July 5, 2013 -- We recently received this question on the Credit.com blog on the subject of employer credit checks:
Why is your credit score affected negatively when you apply for a job and the background check is done?
When you apply for a job, it's not uncommon for employers to request a credit or background check. This is especially true with jobs that require you to work with money or sensitive financial/security information. And considering the important role credit plays in our society, much less our individual financial lives, worrying about the impact of inquires on your credit score is completely understandable. In this case, however, you can rest a little easier because credit checks for employment screening purposes won't impact your credit score in any way whatsoever. When it comes to your credit score, it's the type of inquiry that matters.

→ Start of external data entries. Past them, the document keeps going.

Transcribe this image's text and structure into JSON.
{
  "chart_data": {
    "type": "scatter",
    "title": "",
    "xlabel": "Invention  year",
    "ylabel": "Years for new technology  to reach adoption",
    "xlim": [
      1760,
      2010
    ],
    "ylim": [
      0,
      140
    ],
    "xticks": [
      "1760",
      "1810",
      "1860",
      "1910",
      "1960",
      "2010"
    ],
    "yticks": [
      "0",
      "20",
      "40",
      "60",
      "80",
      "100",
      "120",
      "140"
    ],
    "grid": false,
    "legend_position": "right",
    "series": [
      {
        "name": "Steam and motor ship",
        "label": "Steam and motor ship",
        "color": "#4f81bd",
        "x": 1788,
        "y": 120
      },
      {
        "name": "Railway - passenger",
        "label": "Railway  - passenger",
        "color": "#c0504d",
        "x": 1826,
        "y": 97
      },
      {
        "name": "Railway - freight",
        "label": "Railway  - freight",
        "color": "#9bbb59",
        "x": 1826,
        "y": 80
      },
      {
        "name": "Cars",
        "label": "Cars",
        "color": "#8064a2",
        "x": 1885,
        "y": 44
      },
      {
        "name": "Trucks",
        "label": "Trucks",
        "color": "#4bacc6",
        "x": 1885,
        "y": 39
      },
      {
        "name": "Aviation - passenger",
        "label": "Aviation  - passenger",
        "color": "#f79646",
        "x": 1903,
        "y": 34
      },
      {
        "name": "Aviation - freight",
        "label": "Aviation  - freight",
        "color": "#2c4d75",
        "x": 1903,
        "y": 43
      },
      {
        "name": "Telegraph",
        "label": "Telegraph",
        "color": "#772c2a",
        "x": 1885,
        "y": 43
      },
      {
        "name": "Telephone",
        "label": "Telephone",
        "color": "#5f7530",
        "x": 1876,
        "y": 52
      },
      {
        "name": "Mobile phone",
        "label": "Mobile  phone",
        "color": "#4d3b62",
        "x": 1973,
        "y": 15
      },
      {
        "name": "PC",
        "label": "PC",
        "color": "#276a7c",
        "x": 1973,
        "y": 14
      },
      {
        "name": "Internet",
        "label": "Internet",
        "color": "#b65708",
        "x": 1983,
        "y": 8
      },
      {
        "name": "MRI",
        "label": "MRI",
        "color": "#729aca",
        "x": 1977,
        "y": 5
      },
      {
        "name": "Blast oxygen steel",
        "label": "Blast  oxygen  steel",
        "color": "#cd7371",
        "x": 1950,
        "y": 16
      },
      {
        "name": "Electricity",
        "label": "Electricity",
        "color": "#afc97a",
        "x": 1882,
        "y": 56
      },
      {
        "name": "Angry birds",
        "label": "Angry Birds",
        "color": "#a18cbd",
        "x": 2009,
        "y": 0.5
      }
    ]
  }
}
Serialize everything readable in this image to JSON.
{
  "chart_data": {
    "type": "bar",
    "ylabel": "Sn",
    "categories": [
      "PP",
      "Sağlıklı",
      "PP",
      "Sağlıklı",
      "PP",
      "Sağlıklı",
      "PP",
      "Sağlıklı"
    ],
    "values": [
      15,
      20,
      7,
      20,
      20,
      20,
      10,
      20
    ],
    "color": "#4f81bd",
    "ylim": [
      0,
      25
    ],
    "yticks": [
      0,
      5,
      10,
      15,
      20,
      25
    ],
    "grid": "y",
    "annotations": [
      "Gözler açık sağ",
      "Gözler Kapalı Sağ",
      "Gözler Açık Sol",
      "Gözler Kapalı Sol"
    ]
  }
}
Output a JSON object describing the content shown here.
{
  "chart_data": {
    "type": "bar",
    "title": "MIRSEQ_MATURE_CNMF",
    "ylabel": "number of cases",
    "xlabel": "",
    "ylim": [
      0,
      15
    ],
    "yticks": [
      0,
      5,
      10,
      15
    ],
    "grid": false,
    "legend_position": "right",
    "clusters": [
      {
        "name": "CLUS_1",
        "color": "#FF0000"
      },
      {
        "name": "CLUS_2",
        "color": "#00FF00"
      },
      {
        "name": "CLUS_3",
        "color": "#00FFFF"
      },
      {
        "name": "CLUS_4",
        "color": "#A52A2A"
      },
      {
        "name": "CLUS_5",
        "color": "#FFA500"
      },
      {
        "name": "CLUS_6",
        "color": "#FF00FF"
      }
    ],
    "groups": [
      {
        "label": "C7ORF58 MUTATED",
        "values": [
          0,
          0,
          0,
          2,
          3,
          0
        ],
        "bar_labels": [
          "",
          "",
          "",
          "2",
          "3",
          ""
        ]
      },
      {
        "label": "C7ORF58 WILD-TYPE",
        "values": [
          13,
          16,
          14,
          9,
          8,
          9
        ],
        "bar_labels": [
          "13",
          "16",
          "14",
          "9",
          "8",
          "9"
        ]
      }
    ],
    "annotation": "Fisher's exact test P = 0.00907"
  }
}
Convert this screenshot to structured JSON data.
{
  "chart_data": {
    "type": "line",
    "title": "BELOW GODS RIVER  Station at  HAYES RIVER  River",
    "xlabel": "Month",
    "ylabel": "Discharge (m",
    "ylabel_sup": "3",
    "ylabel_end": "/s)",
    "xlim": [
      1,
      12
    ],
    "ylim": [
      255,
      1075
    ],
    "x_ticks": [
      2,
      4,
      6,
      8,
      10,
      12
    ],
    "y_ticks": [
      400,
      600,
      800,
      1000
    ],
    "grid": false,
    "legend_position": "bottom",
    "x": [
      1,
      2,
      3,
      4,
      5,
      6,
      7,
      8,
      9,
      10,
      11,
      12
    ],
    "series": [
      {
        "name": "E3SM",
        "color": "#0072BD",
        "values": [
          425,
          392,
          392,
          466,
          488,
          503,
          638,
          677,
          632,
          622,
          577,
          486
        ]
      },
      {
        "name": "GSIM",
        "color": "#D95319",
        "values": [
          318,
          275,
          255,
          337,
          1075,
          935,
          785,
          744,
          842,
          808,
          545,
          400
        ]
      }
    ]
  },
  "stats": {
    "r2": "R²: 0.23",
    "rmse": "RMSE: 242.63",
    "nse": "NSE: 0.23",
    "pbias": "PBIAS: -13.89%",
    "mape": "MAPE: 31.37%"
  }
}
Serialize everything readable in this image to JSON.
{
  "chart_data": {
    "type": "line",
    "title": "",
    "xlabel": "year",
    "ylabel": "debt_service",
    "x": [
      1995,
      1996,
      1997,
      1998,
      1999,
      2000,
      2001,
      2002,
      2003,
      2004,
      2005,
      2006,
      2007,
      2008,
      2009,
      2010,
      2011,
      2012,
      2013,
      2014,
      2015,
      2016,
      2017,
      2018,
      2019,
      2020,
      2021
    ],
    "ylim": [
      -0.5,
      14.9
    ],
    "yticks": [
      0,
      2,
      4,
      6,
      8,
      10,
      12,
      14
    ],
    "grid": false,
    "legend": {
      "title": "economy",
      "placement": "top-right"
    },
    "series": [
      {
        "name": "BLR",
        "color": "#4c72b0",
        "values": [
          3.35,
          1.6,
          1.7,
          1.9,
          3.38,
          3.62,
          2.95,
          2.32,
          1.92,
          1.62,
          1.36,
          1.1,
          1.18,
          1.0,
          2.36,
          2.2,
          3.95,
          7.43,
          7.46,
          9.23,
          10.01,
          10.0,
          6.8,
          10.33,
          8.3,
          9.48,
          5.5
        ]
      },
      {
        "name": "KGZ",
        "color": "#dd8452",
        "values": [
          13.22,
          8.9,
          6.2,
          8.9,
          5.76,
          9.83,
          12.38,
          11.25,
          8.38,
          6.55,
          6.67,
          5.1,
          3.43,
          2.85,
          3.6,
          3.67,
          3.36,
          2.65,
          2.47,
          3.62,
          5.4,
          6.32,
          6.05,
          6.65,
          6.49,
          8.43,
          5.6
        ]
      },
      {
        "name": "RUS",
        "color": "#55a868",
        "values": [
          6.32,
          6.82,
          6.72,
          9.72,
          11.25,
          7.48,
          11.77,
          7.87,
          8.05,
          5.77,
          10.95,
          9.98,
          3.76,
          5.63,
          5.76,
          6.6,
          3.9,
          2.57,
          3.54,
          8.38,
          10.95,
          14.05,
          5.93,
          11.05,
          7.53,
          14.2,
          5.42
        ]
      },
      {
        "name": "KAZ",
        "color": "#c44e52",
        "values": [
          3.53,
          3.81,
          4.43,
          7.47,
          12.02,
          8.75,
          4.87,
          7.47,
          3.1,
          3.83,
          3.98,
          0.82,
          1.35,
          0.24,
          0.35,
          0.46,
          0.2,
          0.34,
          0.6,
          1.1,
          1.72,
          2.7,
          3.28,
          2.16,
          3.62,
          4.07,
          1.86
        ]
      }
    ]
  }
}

Credit checks for employment purposes are considered "soft" inquiries, which are ignored in your credit score calculation. Hard inquiries, those that are a result of an application for credit or other type of service (phone, utility, cable, etc.), show that you are actively searching for credit. These are the inquiries you need to worry about, they're the ones that count. (In fact, the only person who can see soft inquiries is you, when you access or pull your own credit reports.) Too many inquiries in a short period of time will negatively impact your score. But the good news is that inquiries — while reported in your credit reports for two years — only count towards your credit score for the first 12 months.
The Myth: Credit Scores & Employment Screening
Our reader's question brings up an important subject that is often misrepresented and grossly misunderstood: the use of credit scores by employers for employment screening purposes. With how often this myth is perpetuated by the news media, celebrity personal finance experts, and even government officials and legislators, it's easy to understand why there's so much confusion around the subject. The reason for the confusion? It all revolves around the common misconception that credit reports and credit scores are one and the same. They are not.
Employer's Right to Access Your Credit Reports
In recent years, some states have passed legislation that limits when employers can use credit reports but under Federal law, employers are legally within their rights to use credit report data for employment hiring and screening purposes. Under the Fair Credit Reporting Act, employers have the right to access your credit report information for employment screening purposes. The key word here is "credit report." Before they can do so, however, the potential or current employer must first get prior written authorization -- from you.
Employer Credit Checks: Scores Not Included
How many times have you read or heard someone on the news mention something to the effect of "your credit scores impact how much you pay for car loans, mortgage loans, rent deposits, utility deposits, insurance premiums -- and can even impact your ability to get a job"? Well, they're right about all of it except your ability to get a job. Your credit reports may impact your ability to get a job, but your credit scores are never seen by your employers. In fact, credit reports sold to employers are specifically designed for employment screening purposes -- and unlike credit reports sold to lenders, these reports do not contain credit scores.
The use of credit scores for employment screening purposes is a myth. But remember, the truth is: your credit reports may cost you a job, but your credit scores will NOT.
This work is the opinion of the columnist and in no way reflects the opinion of ABC News.